British police are afraid that closing down mosque that exhort Muslims to wage violent jihad “may be seen as an attack on Islam,” and assert that there are better ways to deal with the problem.
So fair and foul an example of dhimmitude and wrongheadedness I have not seen. Beckley should realize that the threat to close down mosques that preach jihad and the overthrow — by peaceful and/or violent means — of the British state could be the only thing that could mobilize peaceful Muslims in Britain to act against the jihadists and root them out of their communities. Or if they didn’t do so, then at least we would know where the Muslims in Britain really stand.

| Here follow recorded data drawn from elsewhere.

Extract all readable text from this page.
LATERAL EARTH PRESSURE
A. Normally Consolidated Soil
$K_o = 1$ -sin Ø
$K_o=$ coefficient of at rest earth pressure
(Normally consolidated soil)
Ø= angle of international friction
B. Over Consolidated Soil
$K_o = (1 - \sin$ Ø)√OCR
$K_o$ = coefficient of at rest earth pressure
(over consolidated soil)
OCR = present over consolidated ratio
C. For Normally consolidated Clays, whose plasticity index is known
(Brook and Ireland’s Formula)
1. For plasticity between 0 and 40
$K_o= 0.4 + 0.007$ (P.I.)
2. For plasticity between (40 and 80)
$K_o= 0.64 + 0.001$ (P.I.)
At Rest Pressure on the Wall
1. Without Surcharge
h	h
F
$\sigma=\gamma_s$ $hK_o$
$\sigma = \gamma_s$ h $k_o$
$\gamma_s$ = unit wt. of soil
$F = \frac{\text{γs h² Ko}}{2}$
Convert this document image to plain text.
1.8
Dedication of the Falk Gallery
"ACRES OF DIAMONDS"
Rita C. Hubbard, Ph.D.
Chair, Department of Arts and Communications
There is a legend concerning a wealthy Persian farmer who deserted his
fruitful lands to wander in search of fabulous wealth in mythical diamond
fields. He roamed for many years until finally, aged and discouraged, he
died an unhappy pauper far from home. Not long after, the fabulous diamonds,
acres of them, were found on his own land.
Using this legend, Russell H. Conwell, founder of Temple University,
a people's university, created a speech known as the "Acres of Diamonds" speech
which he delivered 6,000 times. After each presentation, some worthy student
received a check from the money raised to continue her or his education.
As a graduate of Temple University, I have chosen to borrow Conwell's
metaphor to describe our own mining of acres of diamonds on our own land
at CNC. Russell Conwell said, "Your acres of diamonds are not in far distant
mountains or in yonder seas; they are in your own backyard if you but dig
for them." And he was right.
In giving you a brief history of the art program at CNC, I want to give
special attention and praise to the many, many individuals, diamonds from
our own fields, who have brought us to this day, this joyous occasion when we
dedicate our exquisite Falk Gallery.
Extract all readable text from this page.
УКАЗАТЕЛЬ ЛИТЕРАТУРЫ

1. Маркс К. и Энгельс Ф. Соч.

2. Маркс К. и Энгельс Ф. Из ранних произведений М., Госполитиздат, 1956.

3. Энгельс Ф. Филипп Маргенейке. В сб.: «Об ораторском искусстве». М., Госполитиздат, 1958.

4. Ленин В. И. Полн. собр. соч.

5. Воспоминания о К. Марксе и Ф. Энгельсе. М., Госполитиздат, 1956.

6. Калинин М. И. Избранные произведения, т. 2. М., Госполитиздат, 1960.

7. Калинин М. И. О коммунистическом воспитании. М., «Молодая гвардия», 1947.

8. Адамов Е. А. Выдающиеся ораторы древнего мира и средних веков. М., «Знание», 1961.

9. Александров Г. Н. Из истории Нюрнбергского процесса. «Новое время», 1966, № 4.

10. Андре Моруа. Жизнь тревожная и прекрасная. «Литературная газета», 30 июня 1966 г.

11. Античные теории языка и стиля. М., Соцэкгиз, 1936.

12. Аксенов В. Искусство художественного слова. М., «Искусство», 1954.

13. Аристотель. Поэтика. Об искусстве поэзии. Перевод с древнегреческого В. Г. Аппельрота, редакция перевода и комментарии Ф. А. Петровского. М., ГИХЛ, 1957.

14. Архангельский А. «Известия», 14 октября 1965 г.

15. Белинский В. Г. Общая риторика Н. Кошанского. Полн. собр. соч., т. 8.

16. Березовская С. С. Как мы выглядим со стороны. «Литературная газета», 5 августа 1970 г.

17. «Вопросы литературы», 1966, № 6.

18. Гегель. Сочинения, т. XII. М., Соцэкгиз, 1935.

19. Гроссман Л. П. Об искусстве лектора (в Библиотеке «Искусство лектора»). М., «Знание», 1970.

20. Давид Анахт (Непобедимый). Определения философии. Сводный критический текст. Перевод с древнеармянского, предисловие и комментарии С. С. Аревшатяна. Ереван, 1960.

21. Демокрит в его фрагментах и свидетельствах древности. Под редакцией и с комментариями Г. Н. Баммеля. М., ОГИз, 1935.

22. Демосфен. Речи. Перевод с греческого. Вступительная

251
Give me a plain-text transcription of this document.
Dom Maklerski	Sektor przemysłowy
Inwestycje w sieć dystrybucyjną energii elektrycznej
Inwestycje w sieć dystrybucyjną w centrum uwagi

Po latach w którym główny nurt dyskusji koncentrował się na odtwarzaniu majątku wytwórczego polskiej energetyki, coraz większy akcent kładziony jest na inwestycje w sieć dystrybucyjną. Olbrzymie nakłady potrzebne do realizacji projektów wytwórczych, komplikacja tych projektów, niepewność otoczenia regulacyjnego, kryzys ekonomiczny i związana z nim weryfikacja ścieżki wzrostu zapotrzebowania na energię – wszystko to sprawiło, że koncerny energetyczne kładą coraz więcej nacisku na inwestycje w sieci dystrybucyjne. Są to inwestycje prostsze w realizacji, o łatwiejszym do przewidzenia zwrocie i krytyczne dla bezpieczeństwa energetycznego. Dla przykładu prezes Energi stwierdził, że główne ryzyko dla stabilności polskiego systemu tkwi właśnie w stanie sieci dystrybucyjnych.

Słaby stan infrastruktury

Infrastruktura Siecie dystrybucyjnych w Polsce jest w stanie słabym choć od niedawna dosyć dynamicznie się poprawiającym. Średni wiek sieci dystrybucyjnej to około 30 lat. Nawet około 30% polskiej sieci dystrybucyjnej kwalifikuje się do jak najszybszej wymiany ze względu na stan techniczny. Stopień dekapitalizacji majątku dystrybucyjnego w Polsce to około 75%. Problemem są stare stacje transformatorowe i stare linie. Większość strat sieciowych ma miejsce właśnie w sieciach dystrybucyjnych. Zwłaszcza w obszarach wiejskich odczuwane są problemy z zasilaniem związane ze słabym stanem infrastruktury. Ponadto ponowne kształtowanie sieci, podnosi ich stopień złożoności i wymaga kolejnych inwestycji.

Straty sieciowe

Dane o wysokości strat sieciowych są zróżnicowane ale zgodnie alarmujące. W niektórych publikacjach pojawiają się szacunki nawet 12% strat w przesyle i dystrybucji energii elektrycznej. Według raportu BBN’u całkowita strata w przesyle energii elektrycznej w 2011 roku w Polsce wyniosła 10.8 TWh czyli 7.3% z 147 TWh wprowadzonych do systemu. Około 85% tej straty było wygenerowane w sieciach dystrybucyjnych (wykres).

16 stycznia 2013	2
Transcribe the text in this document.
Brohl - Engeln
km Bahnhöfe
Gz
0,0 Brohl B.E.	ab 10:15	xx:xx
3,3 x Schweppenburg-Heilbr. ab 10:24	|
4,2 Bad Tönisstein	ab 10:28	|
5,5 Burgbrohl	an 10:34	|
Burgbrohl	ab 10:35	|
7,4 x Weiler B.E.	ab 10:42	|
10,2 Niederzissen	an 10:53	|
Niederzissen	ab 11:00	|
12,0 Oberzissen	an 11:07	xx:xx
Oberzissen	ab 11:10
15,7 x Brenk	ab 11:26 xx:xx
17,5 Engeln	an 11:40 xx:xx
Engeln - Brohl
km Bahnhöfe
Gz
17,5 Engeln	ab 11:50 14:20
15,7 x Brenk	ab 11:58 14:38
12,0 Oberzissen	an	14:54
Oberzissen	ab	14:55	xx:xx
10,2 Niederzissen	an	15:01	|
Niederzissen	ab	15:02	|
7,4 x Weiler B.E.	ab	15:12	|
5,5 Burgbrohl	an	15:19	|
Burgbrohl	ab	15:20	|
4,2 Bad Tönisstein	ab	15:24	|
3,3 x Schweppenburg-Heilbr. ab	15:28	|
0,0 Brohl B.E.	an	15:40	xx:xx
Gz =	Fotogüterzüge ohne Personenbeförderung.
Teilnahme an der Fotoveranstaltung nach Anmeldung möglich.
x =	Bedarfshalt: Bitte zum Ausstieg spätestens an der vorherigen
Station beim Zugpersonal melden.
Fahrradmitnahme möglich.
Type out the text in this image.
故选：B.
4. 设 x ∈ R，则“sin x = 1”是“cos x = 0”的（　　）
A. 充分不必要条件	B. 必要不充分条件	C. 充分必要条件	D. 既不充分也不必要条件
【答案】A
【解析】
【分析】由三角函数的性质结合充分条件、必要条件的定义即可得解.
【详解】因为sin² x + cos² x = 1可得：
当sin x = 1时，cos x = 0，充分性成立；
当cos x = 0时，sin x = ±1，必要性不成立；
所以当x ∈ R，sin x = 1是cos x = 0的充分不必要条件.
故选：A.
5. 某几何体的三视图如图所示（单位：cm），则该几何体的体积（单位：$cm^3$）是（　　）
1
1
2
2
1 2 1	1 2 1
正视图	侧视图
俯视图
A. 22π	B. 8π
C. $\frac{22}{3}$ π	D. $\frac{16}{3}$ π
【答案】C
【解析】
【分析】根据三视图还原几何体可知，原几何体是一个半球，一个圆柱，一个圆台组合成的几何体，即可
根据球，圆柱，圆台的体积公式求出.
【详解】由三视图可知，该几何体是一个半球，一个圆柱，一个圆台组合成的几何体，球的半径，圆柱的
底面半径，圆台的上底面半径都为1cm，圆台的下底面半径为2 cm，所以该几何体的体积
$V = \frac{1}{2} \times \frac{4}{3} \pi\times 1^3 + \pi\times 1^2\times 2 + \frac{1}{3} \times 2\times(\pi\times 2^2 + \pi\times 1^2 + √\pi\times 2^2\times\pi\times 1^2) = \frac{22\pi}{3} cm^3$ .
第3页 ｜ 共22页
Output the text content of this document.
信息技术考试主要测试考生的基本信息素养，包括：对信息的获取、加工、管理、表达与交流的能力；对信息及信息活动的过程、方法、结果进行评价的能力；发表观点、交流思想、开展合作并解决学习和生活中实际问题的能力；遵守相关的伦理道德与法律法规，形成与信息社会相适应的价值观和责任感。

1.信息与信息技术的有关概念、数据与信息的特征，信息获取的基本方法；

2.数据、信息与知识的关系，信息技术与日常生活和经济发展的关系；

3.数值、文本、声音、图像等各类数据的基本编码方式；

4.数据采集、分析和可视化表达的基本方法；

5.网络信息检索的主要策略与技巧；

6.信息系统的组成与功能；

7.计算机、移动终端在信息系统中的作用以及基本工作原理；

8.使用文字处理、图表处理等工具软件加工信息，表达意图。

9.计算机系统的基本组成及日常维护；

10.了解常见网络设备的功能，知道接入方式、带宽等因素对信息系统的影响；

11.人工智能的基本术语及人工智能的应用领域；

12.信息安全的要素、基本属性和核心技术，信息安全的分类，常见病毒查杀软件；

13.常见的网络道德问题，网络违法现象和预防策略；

“Worship closure plan criticised,” from the BBC, with thanks to Daffersd:
Top police officers have criticised plans to allow the shutting down of places of worship such as mosques suspected of inciting extremism.
In their response to proposals to give courts the power to close such premises, police warned there were better ways to deal with the problem.
Assistant Chief Constable Rob Beckley of the Association of Chief Police Officers said it was a “blunt tool”.
“This proposal might be seen as an attack on religion,” he said.
A consultation period on the plans, first mooted by Prime Minister Tony Blair in August, ended three weeks ago.
In response ACC Beckley, who is responsible for Acpo’s community relations, said the plan could be seen as specifically targeting Islam.
“Being radical, being extreme in itself is not an offence,” he said….
In other words, preaching the subversion of the British state and its replacement by a Sharia government — by peaceful means — is just fine by Beckley. Time to measure this man for a zunnar. His sanguine attitude toward Hizb-ut-Tahrir is another indication that he doesn’t have a clue of what Britain is really up against:
The government is also considering banning the radical Muslim group Hizb-ut-Tahrir.
ACC Beckley told Today: “They proclaim themselves to be against violence – what we need to do is test that but not just automatically ban them because there are some radicals within their organisation.
“There are individuals who we might be wanting to take action against or to look at very closely.”
He added: “Extremism and radicalism, where it is not an offence – we don’t want to drive that underground.”